Harrogate Herald - 7th February 1917

Roll of Honour

Allan Nicholson, who was formerly chauffeur to Dr Hayne for eight years, has died from pneumonia after seven months in France, he having gone to the Front in June last and was attached to the AOD Travelling Workshops. Details of he sad occurrence are contained in the following letters to Mrs Nicholson, 50 Tower Street, Harrogate : 

France, 23rd January, 1917.
Dear Madam, It is with a feeling of very deep regret that I write to offer you my sympathy on the loss of your husband, late of this unit. The sad news came as a shock to me, as, on inquiry at the hospital to which he was taken on falling sick, I was told that he was considered to be getting on well. Unfortunately, there was a relapse, which he was unable to combat successfully. He was one of my best drivers and popular amongst the fellows, and his loss is a great blow to us all here.
I an, yours faithfully,
George Carter
Lieutenant, AOD, LOM

Dear Mrs Nicholson, I can hardly know what to write, but as your husband's greatest friend I feel that he would wish me to write to you now. We have been together ever since August last, and we have become firm friends. I cannot tell you how sad and sorry I am to be the conveyer of bad news to you. May God give you the strength to bear what I have to say. I am hoping that he may have been able to write to you at the beginning of the week. Poor Allan. It was on Friday, the 12th, that he complained of a bad cold, and on the Saturday he stayed in bed.
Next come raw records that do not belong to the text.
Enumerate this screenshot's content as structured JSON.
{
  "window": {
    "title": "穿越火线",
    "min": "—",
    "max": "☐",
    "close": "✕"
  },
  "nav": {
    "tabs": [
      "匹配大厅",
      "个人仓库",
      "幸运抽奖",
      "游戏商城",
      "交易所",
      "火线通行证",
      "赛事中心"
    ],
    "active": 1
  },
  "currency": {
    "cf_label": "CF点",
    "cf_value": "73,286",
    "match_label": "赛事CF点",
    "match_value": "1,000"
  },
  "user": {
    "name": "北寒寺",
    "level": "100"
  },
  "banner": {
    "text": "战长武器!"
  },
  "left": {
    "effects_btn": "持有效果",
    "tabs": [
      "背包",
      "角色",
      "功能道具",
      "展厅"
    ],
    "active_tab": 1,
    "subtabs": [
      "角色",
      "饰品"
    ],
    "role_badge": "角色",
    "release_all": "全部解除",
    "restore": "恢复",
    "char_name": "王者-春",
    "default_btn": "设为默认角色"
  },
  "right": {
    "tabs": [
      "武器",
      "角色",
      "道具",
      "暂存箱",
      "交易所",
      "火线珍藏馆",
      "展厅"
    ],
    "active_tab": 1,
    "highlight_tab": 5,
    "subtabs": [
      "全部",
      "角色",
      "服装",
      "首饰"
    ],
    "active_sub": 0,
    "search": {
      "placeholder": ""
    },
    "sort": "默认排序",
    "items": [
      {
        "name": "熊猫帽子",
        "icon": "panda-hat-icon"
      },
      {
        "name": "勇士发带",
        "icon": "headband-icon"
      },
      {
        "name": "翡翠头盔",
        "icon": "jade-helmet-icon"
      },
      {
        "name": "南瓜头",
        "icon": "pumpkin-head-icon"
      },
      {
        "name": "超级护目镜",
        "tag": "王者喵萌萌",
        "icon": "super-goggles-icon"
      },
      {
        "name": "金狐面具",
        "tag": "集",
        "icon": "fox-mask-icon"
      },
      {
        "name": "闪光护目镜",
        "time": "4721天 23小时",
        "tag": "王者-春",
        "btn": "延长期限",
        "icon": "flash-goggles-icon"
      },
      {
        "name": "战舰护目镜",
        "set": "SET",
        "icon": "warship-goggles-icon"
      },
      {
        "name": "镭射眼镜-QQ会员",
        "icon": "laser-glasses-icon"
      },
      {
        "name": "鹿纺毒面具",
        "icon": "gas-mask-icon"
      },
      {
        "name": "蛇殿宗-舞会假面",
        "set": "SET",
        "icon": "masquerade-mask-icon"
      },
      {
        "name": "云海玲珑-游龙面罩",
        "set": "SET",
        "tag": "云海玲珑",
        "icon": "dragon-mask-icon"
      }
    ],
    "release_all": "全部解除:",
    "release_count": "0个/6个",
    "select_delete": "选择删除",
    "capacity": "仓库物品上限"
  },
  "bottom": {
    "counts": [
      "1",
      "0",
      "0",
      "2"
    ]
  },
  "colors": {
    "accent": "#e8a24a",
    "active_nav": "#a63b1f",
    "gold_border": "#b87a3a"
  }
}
He was very restless and seemed feverish, and on the Saturday I was anxious and persuaded the authorities to send him to the hospital at Aberville in an ambulance motor at No 5 Stationary Hospital, and I feel confident that while he was there everything was done for him that could be done, as that hospital has the reputation of being one of the best and most comfortably fitted hospitals in France. We had a letter from the hospital, dated the 16th, to say that he was going on well and that it would be another week before he was back with us; and now today we have received two letters, both dated January 19th - one to say that he had developed pneumonia and was dangerously ill, and another to say he had passed away at 3.15pm. Dear Mrs Nicholson, there is not a man in the shop who is not greatly shocked, and there is not one amongst us who does not feel most deeply for you in your great sorrow. He was deservedly liked by all, and a man more conscientiously devoted to duty it would be hard to find living with him for the past six months. I know how good a man he was, how honorable, and I am so confident that with him all is well. He has made the greatest sacrifice that man can make. He has laid down his life for his friends as really as those who have fallen in the clash of battle, and greater love can no man have than that a man lay down his life for his friends. He has done his best and given his all - more he could not do; and I am sure that he is at peace and that he will receive his reward - the glorious crown and the perfect happiness for those who have proved faithful. I don't know what to say, and I can only hope and pray that God will comfort you in your great affliction. Only those who have experienced the loss of a husband can understand fully how greatly you are suffering, but believe me I do most deeply feel for you. We all do.
Yours in deepest sympathy,
G R Garnier.

Harrogate Herald- 7th February 1917

W H Breare letter

I have no doubt many of you lads will have known Nicholson, who was chauffer to Dr Hayne. [L B Hayne, MD, (Camb), Sheen House, Victoria Avenue] I deeply lament to say that he has died of pneumonia, in hospital, after being out only seven months in France. To be precise it was June when he went to the Front. You have seen him many a time with Dr Hayne's car. A quiet, industrious, excellent man. It grieves me to tell you that he has left a wife and two children.